Lorsque mon captain découvre que je viens de France, il dit que la loi francaise interdisant le port de la burqa est une bonne chose. Et puisqu’on est sur le sujet de l’Islam, John et le captain sont ahuris que la construction d’une mosquée a été autorisée à côté de l’emplacement du ground zero, à New York. Je décide (sagement) de ne pas exprimer ma propre opinion comme je ne suis pas d’accord avec eux--sur les deux points.

On parle ensuite de la famille, et j’apprends que notre jumpseater, John, est divorcé.
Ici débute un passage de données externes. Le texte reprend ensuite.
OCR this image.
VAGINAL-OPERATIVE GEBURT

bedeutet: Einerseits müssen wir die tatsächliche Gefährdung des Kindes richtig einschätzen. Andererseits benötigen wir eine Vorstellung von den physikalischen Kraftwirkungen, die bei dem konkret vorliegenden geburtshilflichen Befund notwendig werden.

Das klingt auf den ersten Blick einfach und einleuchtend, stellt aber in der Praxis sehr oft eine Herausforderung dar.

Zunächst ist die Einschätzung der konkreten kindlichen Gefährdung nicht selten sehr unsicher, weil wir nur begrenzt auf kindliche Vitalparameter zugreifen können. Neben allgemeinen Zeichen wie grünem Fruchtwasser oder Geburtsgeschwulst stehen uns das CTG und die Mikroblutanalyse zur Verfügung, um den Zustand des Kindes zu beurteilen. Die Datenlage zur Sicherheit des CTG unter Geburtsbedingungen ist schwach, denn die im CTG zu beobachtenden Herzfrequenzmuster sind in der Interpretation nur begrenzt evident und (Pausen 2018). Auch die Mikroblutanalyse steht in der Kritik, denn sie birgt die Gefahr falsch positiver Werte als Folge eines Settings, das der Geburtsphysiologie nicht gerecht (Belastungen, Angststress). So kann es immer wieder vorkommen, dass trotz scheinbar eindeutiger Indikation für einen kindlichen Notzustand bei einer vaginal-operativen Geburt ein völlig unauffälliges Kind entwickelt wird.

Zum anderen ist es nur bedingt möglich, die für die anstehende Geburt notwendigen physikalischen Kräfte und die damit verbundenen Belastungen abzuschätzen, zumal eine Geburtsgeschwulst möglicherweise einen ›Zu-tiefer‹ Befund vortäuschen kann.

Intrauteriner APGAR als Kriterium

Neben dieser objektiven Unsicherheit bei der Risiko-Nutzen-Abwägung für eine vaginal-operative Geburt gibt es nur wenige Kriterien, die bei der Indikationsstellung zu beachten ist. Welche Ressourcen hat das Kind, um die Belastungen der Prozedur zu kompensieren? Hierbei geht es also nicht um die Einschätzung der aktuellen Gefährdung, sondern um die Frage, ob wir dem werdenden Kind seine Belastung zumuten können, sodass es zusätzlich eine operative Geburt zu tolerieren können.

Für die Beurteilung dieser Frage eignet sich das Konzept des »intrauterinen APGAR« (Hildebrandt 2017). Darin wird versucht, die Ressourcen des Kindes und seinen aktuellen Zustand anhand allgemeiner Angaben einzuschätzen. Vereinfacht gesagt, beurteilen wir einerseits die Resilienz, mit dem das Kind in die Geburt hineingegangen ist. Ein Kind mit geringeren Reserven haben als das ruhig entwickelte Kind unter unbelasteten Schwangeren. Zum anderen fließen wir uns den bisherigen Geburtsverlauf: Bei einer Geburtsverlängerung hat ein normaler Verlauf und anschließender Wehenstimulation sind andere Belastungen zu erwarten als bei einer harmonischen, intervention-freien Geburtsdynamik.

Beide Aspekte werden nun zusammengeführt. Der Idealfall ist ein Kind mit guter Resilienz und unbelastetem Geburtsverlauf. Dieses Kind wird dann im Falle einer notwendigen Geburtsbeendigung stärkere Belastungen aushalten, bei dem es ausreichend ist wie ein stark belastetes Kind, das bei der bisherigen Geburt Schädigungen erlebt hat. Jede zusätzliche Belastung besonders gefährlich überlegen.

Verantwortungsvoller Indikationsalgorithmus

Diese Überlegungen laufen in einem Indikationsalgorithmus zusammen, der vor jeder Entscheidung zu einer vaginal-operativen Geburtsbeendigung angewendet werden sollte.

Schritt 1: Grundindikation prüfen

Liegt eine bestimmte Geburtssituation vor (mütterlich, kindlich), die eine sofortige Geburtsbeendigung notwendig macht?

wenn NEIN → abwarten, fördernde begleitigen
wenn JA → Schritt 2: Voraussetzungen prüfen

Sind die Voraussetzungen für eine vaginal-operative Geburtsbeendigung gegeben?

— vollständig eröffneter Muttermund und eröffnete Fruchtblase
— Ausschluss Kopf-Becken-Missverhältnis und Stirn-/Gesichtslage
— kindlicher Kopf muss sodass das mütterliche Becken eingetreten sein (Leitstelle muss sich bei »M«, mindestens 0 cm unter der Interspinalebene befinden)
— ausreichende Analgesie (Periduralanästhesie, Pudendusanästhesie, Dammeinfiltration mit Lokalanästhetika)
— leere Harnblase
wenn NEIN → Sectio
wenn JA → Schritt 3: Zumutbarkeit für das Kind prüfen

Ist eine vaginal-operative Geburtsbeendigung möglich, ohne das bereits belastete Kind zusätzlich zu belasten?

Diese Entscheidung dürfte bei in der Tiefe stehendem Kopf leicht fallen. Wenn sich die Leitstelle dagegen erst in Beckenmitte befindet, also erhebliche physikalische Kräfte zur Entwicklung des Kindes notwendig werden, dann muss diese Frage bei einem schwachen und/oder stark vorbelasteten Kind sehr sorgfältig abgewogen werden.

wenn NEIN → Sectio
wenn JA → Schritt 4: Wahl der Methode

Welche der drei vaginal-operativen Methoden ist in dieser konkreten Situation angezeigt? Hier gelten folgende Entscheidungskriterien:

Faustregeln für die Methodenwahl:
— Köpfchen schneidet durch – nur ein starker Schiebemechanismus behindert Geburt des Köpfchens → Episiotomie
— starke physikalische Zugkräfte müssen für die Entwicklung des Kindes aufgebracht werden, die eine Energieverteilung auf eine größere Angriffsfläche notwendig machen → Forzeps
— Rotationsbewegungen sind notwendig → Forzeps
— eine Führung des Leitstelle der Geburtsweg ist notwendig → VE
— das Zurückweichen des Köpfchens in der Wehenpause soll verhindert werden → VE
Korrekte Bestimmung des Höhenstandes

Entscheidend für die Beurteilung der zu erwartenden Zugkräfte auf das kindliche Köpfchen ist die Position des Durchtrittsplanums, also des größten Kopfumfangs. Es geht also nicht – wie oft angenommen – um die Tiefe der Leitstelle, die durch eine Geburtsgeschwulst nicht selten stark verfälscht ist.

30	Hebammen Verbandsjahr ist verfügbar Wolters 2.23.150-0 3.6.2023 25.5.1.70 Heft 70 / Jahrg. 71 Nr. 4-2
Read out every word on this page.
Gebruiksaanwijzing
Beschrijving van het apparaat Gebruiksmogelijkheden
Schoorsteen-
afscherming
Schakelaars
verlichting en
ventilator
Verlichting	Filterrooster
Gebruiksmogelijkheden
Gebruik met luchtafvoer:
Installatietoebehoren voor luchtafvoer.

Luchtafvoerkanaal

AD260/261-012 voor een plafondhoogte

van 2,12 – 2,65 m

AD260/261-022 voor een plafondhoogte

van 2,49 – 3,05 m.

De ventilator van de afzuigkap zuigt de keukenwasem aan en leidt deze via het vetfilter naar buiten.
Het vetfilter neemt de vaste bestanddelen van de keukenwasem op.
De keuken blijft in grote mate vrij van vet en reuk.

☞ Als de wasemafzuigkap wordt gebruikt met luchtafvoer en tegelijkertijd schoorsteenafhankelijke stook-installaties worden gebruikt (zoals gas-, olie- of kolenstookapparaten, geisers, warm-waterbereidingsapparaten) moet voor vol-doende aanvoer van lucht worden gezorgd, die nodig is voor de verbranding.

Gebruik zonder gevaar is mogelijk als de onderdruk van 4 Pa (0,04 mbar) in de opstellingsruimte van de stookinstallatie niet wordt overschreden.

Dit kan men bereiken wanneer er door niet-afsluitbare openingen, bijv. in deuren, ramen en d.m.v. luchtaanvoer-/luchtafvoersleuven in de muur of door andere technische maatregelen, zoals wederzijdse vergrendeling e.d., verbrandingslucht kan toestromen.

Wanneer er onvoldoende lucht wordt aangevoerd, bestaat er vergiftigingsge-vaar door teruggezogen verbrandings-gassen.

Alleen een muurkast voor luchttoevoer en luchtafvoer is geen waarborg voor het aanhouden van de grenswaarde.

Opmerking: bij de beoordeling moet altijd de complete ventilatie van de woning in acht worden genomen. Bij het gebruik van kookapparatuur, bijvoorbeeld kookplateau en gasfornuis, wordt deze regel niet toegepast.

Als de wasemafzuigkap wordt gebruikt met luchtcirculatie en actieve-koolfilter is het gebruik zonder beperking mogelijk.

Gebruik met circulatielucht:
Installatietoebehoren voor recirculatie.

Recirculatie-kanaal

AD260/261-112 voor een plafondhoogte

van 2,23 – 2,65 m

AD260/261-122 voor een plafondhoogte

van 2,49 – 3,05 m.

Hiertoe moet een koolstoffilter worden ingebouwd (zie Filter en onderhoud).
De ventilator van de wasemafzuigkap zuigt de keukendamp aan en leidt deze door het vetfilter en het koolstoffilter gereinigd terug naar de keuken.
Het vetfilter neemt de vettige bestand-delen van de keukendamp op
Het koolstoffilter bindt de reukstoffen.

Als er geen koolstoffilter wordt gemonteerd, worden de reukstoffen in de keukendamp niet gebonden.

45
Son ex est une hôtesse de l’air à United qui lui a fait des infidélités avec un pilote de la même compagnie. John et son ex ont deux enfants ensemble qui ont 11 et 13 ans--des âges très tendres. La femme a maintenant un autre boyfriend--un autre pilote. "She goes around," dit-il avec amertume.

En finale, je déconnecte le P.A. et j’appelle les volets sur 40 degrés, au lieu des 28 qui sont recommandés en temps normal par le Delta Training Department. On est lourds, donc je veux de la portée supplémentaire, et je veux sortir de piste avant la piste 27 qui coupe la nôtre à 90 degrés et minimiser notre roulage vers la porte B4. Le captain acquiesce.

Après mon atterrissage, je sors les reverses à fond et nos corps sont plaqués contre les sangles qui nous retiennent. Mes pieds glissent doucement vers le haut des palonniers et je fais la transition sur les freins. Le boucan des 28 tonnes de poussée se calme lorsque je rentre lentement les reverses. Comme prévu, on tourne à gauche et on sort sur le taxiway qui est parallèle à la piste 27, orientée Est-Ouest. Puis on passe sur la fréquence sol, qui, comme toute fréquence américaine, ressemble à ce qu’on entend lorsqu’on ouvre une ruche. Et je porte un sourire aux lèvres en pensant que je viens de poser un jet aux couleurs Delta Air Lines--avec plus de 160 personnes à bord.